Le psychiatre et le moine bouddhiste et philosophe sont les invités de Pierre Weill pour leur nouveau livre, co-écrit avec Alexandre Jollien et publié aux éditions de l'Iconoclaste, "Abécédaire de la sagesse".

 Illustration du livre de Christophe André, psychiatre, psychothérapeute et Matthieu Ricard, moine bouddhiste et philosophe "Abécédaire de la sagesse" (l'Iconoclaste).
Illustration du livre de Christophe André, psychiatre, psychothérapeute et Matthieu Ricard, moine bouddhiste et philosophe "Abécédaire de la sagesse" (l'Iconoclaste). © Getty / huePhotography

L'Abécédaire de la sagesse que publient Matthieu Ricard et Christophe André, avec Alexandre Jollien, met en valeur un outil précieux en temps de crise, selon eux : "En temps d’incertitude, c’est le moment ou jamais de prendre conscience de notre humanité commune. Et la sagesse, ce n’est pas quelque chose d’éthéré, c’est au contraire extrêmement pragmatique, puisque ça mène à être au plus proche de la réalité pour avoir une parole juste, une pensée juste". 

"La sagesse est un outil extrêmement précieux, c’est le discernement qui doit accompagner la bienveillance pour ne pas qu’elle soit aveugle".

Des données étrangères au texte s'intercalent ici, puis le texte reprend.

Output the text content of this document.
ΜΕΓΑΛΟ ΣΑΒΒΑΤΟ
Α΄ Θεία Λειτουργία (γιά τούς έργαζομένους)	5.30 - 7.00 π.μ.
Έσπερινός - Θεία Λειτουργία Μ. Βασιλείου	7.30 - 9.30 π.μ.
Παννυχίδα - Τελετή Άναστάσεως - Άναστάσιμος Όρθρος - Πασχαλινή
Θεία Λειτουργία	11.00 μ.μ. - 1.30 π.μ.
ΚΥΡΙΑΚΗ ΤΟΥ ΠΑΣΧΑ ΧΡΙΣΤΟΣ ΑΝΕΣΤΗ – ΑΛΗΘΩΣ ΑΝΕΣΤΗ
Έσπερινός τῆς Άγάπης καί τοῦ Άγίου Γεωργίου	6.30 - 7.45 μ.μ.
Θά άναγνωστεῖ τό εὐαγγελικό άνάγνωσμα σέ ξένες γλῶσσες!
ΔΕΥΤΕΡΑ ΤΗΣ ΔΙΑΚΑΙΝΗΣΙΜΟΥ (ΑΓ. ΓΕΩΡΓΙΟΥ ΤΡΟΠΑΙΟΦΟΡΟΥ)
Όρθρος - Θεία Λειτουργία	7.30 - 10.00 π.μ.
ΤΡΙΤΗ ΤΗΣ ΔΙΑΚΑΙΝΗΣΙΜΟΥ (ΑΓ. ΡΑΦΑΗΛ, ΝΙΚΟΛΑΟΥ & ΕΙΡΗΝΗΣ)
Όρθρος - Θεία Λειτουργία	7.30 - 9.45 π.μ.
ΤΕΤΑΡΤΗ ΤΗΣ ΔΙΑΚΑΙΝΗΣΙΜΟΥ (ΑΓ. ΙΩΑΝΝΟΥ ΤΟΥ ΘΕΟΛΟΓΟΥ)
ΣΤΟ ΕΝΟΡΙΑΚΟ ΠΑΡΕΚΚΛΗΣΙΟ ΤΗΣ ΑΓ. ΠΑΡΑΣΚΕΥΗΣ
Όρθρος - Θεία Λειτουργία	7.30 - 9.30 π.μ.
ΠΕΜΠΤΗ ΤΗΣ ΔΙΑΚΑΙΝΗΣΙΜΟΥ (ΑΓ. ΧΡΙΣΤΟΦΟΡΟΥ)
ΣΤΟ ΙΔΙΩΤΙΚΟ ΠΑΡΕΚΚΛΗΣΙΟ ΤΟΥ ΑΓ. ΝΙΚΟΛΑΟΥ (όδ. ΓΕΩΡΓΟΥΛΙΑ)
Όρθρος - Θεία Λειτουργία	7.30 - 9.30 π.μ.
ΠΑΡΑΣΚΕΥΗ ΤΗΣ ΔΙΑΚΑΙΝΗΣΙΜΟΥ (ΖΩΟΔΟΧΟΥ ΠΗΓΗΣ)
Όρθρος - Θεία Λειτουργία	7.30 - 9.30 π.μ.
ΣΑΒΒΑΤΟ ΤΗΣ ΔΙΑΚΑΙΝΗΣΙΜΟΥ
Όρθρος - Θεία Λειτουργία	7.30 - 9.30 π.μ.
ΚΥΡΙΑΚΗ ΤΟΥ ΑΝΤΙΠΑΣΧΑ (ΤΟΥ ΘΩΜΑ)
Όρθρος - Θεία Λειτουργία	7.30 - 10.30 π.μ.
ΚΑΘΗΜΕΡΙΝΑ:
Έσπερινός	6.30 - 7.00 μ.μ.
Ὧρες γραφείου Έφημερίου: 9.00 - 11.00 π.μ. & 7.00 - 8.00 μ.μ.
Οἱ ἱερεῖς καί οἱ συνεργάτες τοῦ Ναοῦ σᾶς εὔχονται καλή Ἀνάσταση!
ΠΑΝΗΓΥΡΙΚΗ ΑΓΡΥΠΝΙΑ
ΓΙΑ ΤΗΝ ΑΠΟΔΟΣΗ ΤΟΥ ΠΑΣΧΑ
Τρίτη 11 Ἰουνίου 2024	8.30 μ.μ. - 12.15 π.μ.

"Toutes les crises sont en réalité des dévoilements, des rappels à l’ordre du réel", ajoute Christophe André. "Cette crise nous aura ouvert les yeux sur notre fragilité en tant que personnes, en tant que société. La sagesse, c’est un outil qui va améliorer toutes nos capacités (…). Elle nous aide à davantage de paix intérieure mais aussi à davantage de lucidité", dit-il, tout en précisant que la sagesse ne doit pas conduire à gesticuler, mais à se tourner vers l'action. 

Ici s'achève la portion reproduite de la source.